2. La musique de Berlioz

3. La mise en scène imaginée par Terry Gillian

4. Programme et compléments

1. La statue de Persée tenant la tête de la Gorgone

Ici, on n’est pas sur Wikipedia. Je résume : Persée  était un héros de la mythologie gréco-latine.  Sur l’ordre de son malveillant beau-père, lequel était persuadé qu’il n’en reviendrait pas vivant, il était allé combattre la plus terrible des trois Gorgones, celle nommée  Méduse. Notre verbe « méduser », en français, est là pour nous le rappeler : le regard de Méduse était pétrifiant… Bref, Persée, évitant de croiser son regard, lui coupe la tête. Une  belle représentation de cet exploit figure  sur ce col de vase grec du VI siècle avant JC (vous remarquerez au passage comment Persée détourne la tête alors que nous devons, nous, affronter le piège du regard de la Méduse… c’est de l’humour grec) :

Sautons par-dessus des siècles très chrétiens pendant lesquels il n’y avait plus de représentation de ce genre de scènes et venons-en sans attendre à la Renaissance et à  Cellini.
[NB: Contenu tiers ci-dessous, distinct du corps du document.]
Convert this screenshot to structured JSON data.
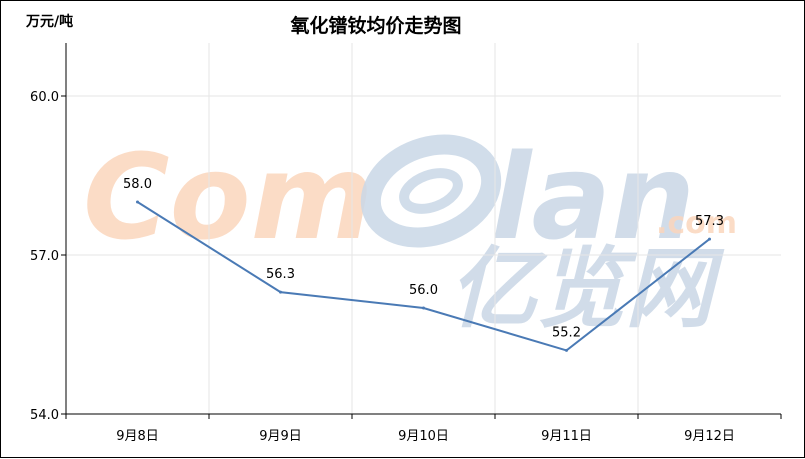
{
  "header": {
    "unit": "万元/吨"
  },
  "watermark": {
    "text_left": "Com",
    "text_right": "lan",
    "suffix": ".com",
    "cn_text": "亿览网"
  },
  "chart_data": {
    "type": "line",
    "title": "氧化镨钕均价走势图",
    "xlabel": "",
    "ylabel": "万元/吨",
    "categories": [
      "9月8日",
      "9月9日",
      "9月10日",
      "9月11日",
      "9月12日"
    ],
    "series": [
      {
        "values": [
          58.0,
          56.3,
          56.0,
          55.2,
          57.3
        ],
        "color": "#4a7ab5"
      }
    ],
    "data_labels": [
      "58.0",
      "56.3",
      "56.0",
      "55.2",
      "57.3"
    ],
    "yticks": [
      54.0,
      57.0,
      60.0
    ],
    "ytick_labels": [
      "54.0",
      "57.0",
      "60.0"
    ],
    "ylim": [
      54.0,
      61.0
    ],
    "grid": true
  }
}
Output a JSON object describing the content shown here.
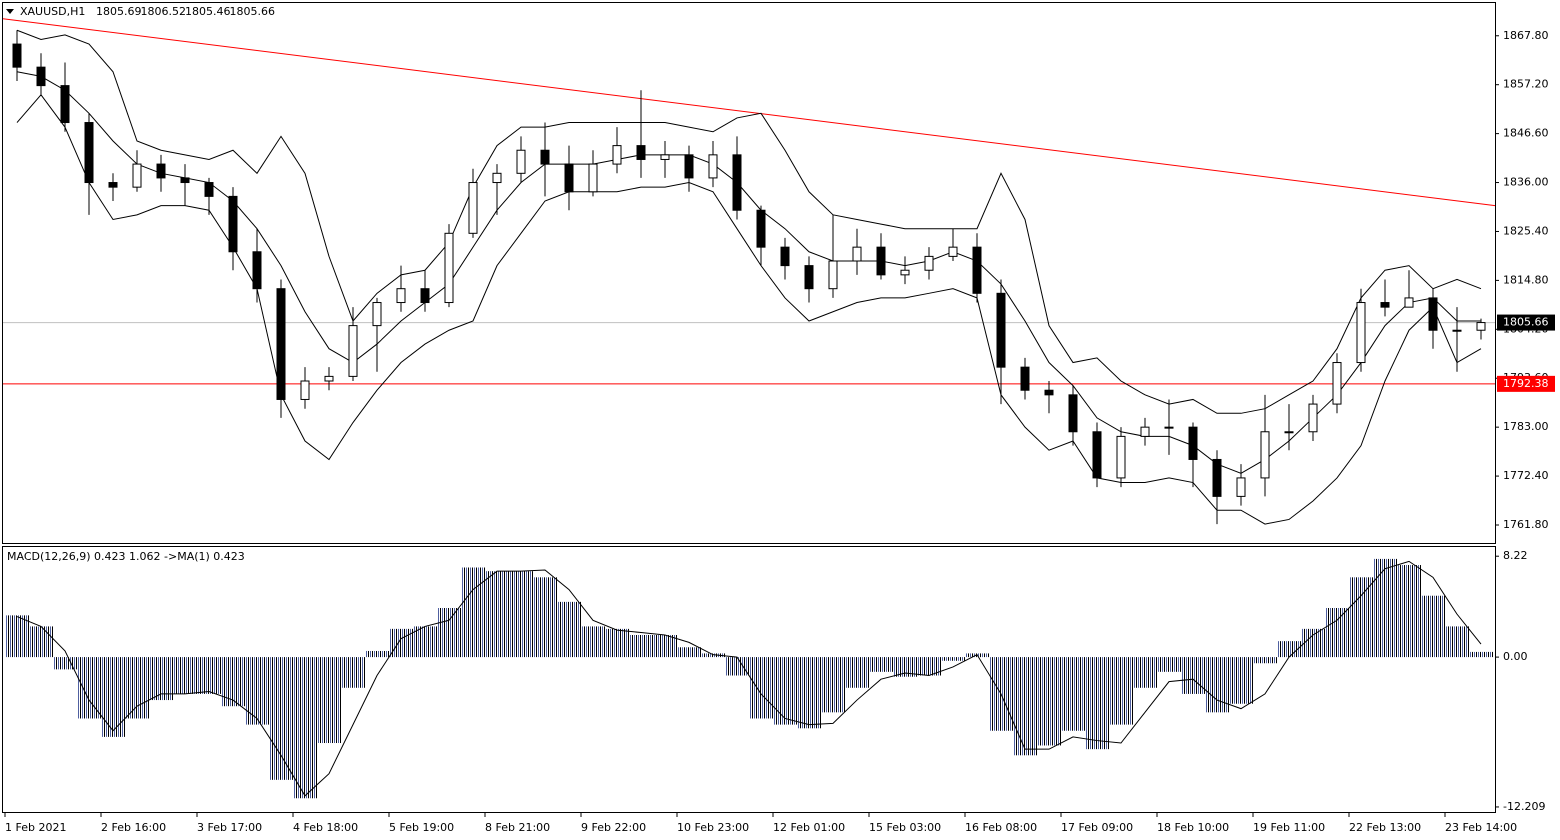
{
  "chart_data": [
    {
      "type": "candlestick",
      "symbol": "XAUUSD,H1",
      "last_bar": [
        1805.69,
        1806.52,
        1805.46,
        1805.66
      ],
      "categories": [
        "1 Feb 2021",
        null,
        null,
        null,
        "2 Feb 16:00",
        null,
        null,
        null,
        "3 Feb 17:00",
        null,
        null,
        null,
        "4 Feb 18:00",
        null,
        null,
        null,
        "5 Feb 19:00",
        null,
        null,
        null,
        "8 Feb 21:00",
        null,
        null,
        null,
        "9 Feb 22:00",
        null,
        null,
        null,
        "10 Feb 23:00",
        null,
        null,
        null,
        "12 Feb 01:00",
        null,
        null,
        null,
        "15 Feb 03:00",
        null,
        null,
        null,
        "16 Feb 08:00",
        null,
        null,
        null,
        "17 Feb 09:00",
        null,
        null,
        null,
        "18 Feb 10:00",
        null,
        null,
        null,
        "19 Feb 11:00",
        null,
        null,
        null,
        "22 Feb 13:00",
        null,
        null,
        null,
        "23 Feb 14:00",
        null
      ],
      "open": [
        1866,
        1861,
        1857,
        1849,
        1836,
        1835,
        1840,
        1837,
        1836,
        1833,
        1821,
        1813,
        1789,
        1793,
        1794,
        1805,
        1810,
        1813,
        1810,
        1825,
        1836,
        1838,
        1843,
        1840,
        1834,
        1840,
        1844,
        1841,
        1842,
        1837,
        1842,
        1830,
        1822,
        1818,
        1813,
        1819,
        1822,
        1816,
        1817,
        1820,
        1822,
        1812,
        1796,
        1791,
        1790,
        1782,
        1772,
        1781,
        1783,
        1783,
        1776,
        1768,
        1772,
        1782,
        1782,
        1788,
        1797,
        1810,
        1809,
        1811,
        1804,
        1804
      ],
      "high": [
        1869,
        1864,
        1862,
        1851,
        1838,
        1843,
        1842,
        1840,
        1837,
        1835,
        1826,
        1815,
        1796,
        1796,
        1809,
        1811,
        1818,
        1817,
        1827,
        1839,
        1840,
        1846,
        1849,
        1844,
        1843,
        1848,
        1856,
        1845,
        1844,
        1845,
        1846,
        1831,
        1824,
        1820,
        1829,
        1826,
        1825,
        1820,
        1822,
        1826,
        1825,
        1815,
        1798,
        1793,
        1792,
        1784,
        1783,
        1785,
        1789,
        1784,
        1778,
        1775,
        1790,
        1788,
        1790,
        1799,
        1813,
        1815,
        1817,
        1813,
        1809,
        1806.52
      ],
      "low": [
        1858,
        1855,
        1847,
        1829,
        1832,
        1834,
        1834,
        1831,
        1829,
        1817,
        1810,
        1785,
        1787,
        1791,
        1793,
        1795,
        1808,
        1808,
        1809,
        1824,
        1829,
        1836,
        1833,
        1830,
        1833,
        1838,
        1837,
        1837,
        1834,
        1835,
        1828,
        1818,
        1815,
        1810,
        1811,
        1816,
        1815,
        1814,
        1815,
        1819,
        1810,
        1788,
        1789,
        1786,
        1779,
        1770,
        1770,
        1779,
        1777,
        1770,
        1762,
        1766,
        1768,
        1778,
        1780,
        1786,
        1795,
        1807,
        1809,
        1800,
        1795,
        1802
      ],
      "close": [
        1861,
        1857,
        1849,
        1836,
        1835,
        1840,
        1837,
        1836,
        1833,
        1821,
        1813,
        1789,
        1793,
        1794,
        1805,
        1810,
        1813,
        1810,
        1825,
        1836,
        1838,
        1843,
        1840,
        1834,
        1840,
        1844,
        1841,
        1842,
        1837,
        1842,
        1830,
        1822,
        1818,
        1813,
        1819,
        1822,
        1816,
        1817,
        1820,
        1822,
        1812,
        1796,
        1791,
        1790,
        1782,
        1772,
        1781,
        1783,
        1783,
        1776,
        1768,
        1772,
        1782,
        1782,
        1788,
        1797,
        1810,
        1809,
        1811,
        1804,
        1804,
        1805.66
      ],
      "bands": {
        "upper": [
          1869,
          1867,
          1868,
          1866,
          1860,
          1845,
          1843,
          1842,
          1841,
          1843,
          1838,
          1846,
          1838,
          1820,
          1806,
          1812,
          1816,
          1817,
          1823,
          1835,
          1844,
          1848,
          1848,
          1849,
          1849,
          1849,
          1849,
          1849,
          1848,
          1847,
          1850,
          1851,
          1843,
          1834,
          1829,
          1828,
          1827,
          1826,
          1826,
          1826,
          1826,
          1838,
          1828,
          1805,
          1797,
          1798,
          1793,
          1790,
          1788,
          1789,
          1786,
          1786,
          1787,
          1790,
          1793,
          1800,
          1811,
          1817,
          1818,
          1813,
          1815,
          1813
        ],
        "middle": [
          1860,
          1859,
          1856,
          1851,
          1845,
          1840,
          1838,
          1837,
          1836,
          1832,
          1826,
          1818,
          1808,
          1800,
          1797,
          1801,
          1806,
          1810,
          1814,
          1822,
          1830,
          1836,
          1840,
          1840,
          1840,
          1841,
          1842,
          1842,
          1842,
          1840,
          1836,
          1830,
          1826,
          1821,
          1819,
          1819,
          1819,
          1818,
          1819,
          1821,
          1819,
          1814,
          1806,
          1797,
          1792,
          1785,
          1782,
          1781,
          1781,
          1779,
          1775,
          1773,
          1776,
          1780,
          1785,
          1790,
          1797,
          1805,
          1810,
          1811,
          1806,
          1806
        ],
        "lower": [
          1849,
          1855,
          1848,
          1836,
          1828,
          1829,
          1831,
          1831,
          1830,
          1822,
          1813,
          1790,
          1780,
          1776,
          1784,
          1791,
          1797,
          1801,
          1804,
          1806,
          1818,
          1825,
          1832,
          1834,
          1834,
          1834,
          1835,
          1835,
          1836,
          1834,
          1826,
          1818,
          1811,
          1806,
          1808,
          1810,
          1811,
          1811,
          1812,
          1813,
          1811,
          1790,
          1783,
          1778,
          1780,
          1772,
          1771,
          1771,
          1772,
          1771,
          1765,
          1765,
          1762,
          1763,
          1767,
          1772,
          1779,
          1793,
          1804,
          1809,
          1797,
          1800
        ]
      },
      "trendline": [
        1871.5,
        1831.0
      ],
      "trendline_color": "#ff0000",
      "hline": 1792.38,
      "hline_color": "#ff0000",
      "price_line": 1805.66,
      "ylim": [
        1757.9,
        1874.9
      ],
      "yticks": [
        {
          "value": 1867.8,
          "label": "1867.80"
        },
        {
          "value": 1857.2,
          "label": "1857.20"
        },
        {
          "value": 1846.6,
          "label": "1846.60"
        },
        {
          "value": 1836.0,
          "label": "1836.00"
        },
        {
          "value": 1825.4,
          "label": "1825.40"
        },
        {
          "value": 1814.8,
          "label": "1814.80"
        },
        {
          "value": 1804.2,
          "label": "1804.20"
        },
        {
          "value": 1793.6,
          "label": "1793.60"
        },
        {
          "value": 1783.0,
          "label": "1783.00"
        },
        {
          "value": 1772.4,
          "label": "1772.40"
        },
        {
          "value": 1761.8,
          "label": "1761.80"
        }
      ]
    },
    {
      "type": "bar",
      "label": "MACD(12,26,9) 0.423 1.062  ->MA(1) 0.423",
      "values": [
        3.4,
        2.5,
        -1,
        -5,
        -6.5,
        -5,
        -3.5,
        -3,
        -3,
        -4,
        -5.5,
        -10,
        -11.5,
        -7,
        -2.5,
        0.5,
        2.3,
        2.5,
        4,
        7.3,
        7,
        7,
        6.5,
        4.5,
        2.5,
        2.3,
        1.8,
        1.8,
        0.8,
        0.3,
        -1.5,
        -5,
        -5.5,
        -5.8,
        -4.5,
        -2.5,
        -1.2,
        -1.6,
        -1.5,
        -0.3,
        0.3,
        -6,
        -8,
        -7.2,
        -6,
        -7.5,
        -5.5,
        -2.5,
        -1.2,
        -3,
        -4.5,
        -3.8,
        -0.5,
        1.3,
        2.3,
        4,
        6.5,
        8,
        7.5,
        5,
        2.5,
        0.423
      ],
      "signal": [
        3.3,
        2.5,
        0.5,
        -3.5,
        -6,
        -4,
        -3,
        -3,
        -2.8,
        -3.5,
        -5,
        -8,
        -11.3,
        -9.5,
        -5.5,
        -1.5,
        1.5,
        2.5,
        3,
        5.5,
        7,
        7,
        7.1,
        5.5,
        3,
        2.2,
        2,
        1.8,
        1.2,
        0.2,
        0,
        -3,
        -5,
        -5.5,
        -5.4,
        -3.5,
        -1.8,
        -1.3,
        -1.5,
        -0.8,
        0.2,
        -3,
        -7.5,
        -7.5,
        -6.5,
        -6.8,
        -7,
        -4.5,
        -2,
        -1.8,
        -3.5,
        -4.2,
        -3,
        0,
        1.8,
        3,
        5,
        7.2,
        7.8,
        6.5,
        3.5,
        1.062
      ],
      "ylim": [
        -12.62,
        8.97
      ],
      "yticks": [
        8.22,
        {
          "value": 0,
          "label": "0.00"
        },
        -12.209
      ]
    }
  ]
}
La statue en bronze de Persée par Benvenuto Cellini se trouve à Florence. Attention au syndrome de Stendhal ! L’amateur d’art qui arrive à Florence, dont il a tant rêvé, se trouve soudain environné d’une telle quantité de chefs d’œuvres, qu’il peut en avoir le tournis (tachycardie, céphalées, vertiges, malaise). Pas seulement au Musée des Offices ou à Santa Croce (comme Stendhal) mais par exemple sur la place où se trouve le Persée :

Persée est là à gauche, approchons nous tranquillement :

Ce qui frappe, c’est la hauteur, l’élévation :  plus de trois mètres pour la statue en bronze, à quoi s’ajoute son socle en marbre, voyez les petits touristes étalons à gauche ! De ce point de vue on peut apprécier la position globale du corps de Persée : bien appuyé sur la jambe droite,  en position de contrapposto (retour à la statuaire antique du siècle de Polyclète). La jambe gauche, libérée, esquisse un mouvement qui se retrouve au niveau des épaules. Le bras droit en arrière et le bras gauche levé, toutes ces lignes vont dans le sens de la vie et du mouvement sans perturber l’équilibre global.. Conformément aux idées qu’il développe dans ses ouvrages sur la sculpture, Cellini compose une attitude qui donne envie de « tourner autour », de l’examiner sous différents angles (il en dénombrait huit !)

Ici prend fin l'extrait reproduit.